Why Philanthropy Hurts Rather Than Helps Some of the World's Worst Problems

http://www.progressive.org/news/2016/01/188490/why-philanthropy-hurts-rather-helps-some-worlds-worst-problems



In America today, big time philanthropists are often lauded for helping to even the playing field for those less fortunate. Every week, millionaires flock from TED conferences to "idea festivals" sharing viral new presentations on how to solve the world's biggest problems (give village children computers, think positive thoughts etc.). But this acceptance of the philanthropic order was not always the case. In the era of Carnegie and Rockefeller, for instance, many distrusted these philanthropic barons, arguing they had no right to horde would-be tax dollars for their own pet causes, especially since these "donations" came from the toil of the workers beneath them.

In her new book No Such Thing As A Free Gift: The Gates Foundation and the Price of Philanthropy Linsey McGoey reasserts this challenge to the legitimacy of philanthropy in today's new era of philanthropic superstars. McGoey’s book investigates the Gates Foundation’s interventions in US K-12 education and global health, raising serious concerns about the extent to which the massive philanthropic sector depletes funding for traditional social services and prioritizes the agendas of unelected foundation leaders.

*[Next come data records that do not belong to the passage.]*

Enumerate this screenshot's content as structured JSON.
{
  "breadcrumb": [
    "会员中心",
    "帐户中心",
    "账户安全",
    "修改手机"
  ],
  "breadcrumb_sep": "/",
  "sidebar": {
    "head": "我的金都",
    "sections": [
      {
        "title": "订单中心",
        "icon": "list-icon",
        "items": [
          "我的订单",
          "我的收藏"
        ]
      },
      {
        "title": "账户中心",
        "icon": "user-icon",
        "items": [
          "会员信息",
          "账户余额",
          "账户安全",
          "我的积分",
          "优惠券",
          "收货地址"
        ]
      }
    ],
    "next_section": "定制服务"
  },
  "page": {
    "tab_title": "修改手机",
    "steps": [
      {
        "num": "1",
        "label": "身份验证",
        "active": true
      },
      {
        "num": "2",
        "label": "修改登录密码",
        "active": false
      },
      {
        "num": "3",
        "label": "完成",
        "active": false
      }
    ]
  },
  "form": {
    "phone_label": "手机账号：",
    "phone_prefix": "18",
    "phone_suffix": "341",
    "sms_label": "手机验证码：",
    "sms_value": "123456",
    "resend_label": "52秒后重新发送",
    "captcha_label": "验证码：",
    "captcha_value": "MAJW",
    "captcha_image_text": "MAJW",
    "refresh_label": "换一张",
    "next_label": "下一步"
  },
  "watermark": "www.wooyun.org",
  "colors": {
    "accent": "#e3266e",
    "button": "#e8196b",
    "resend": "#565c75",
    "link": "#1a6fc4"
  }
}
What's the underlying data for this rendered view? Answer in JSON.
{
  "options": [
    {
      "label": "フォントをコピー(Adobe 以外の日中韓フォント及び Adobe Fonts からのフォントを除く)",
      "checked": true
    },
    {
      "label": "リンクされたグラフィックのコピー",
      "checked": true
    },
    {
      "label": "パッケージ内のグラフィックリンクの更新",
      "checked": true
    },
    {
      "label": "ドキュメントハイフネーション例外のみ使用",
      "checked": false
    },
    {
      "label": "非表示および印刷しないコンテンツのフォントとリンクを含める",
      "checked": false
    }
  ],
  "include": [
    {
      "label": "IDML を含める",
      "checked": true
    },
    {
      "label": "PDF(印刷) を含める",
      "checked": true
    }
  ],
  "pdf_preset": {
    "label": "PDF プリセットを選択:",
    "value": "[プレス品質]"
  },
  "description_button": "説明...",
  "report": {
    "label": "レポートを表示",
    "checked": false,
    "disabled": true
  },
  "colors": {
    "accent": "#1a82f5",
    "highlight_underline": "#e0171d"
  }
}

As institutions like the Gates Foundation take increasingly leading roles in policymaking and governance, McGoey argues, the line between traditional notions of charity and top-down consolidation of power becomes unclear; and with this largely unchecked influence, philanthro-capitalists, like Bill Gates, have pushed countries across the world to accept market based solutions for crises like education inequity and disease proliferation—despite evidence that these problems are often rooted in actions taken by those philanthro-capitalists themselves.

...

Through setting up an LLC, Zuckerberg has skirted any requirements to publicly list any grants made to either for-profits or non-profits. His giving can take place in total secrecy: we’ll know only about the grants that he wishes to disclose. When an entity such as the Gates Foundation offers grants to for-profit corporations, it needs to legally exercise "expenditure responsibility," which means that it needs to take measures to ensure that the grant is used for charitable ends, rather than private profiteering. There are no such restrictions on Zuckerberg’s LLC. Zuckerberg can legally offer the bulk of his "philanthropy" to any for-profit recipients he wants and still receive public acclaim for "gifting" his fortune. We’re seeing the rise of a new, horizontal philanthropy—the rich giving directly to the rich—at a level that’s completely unprecedented.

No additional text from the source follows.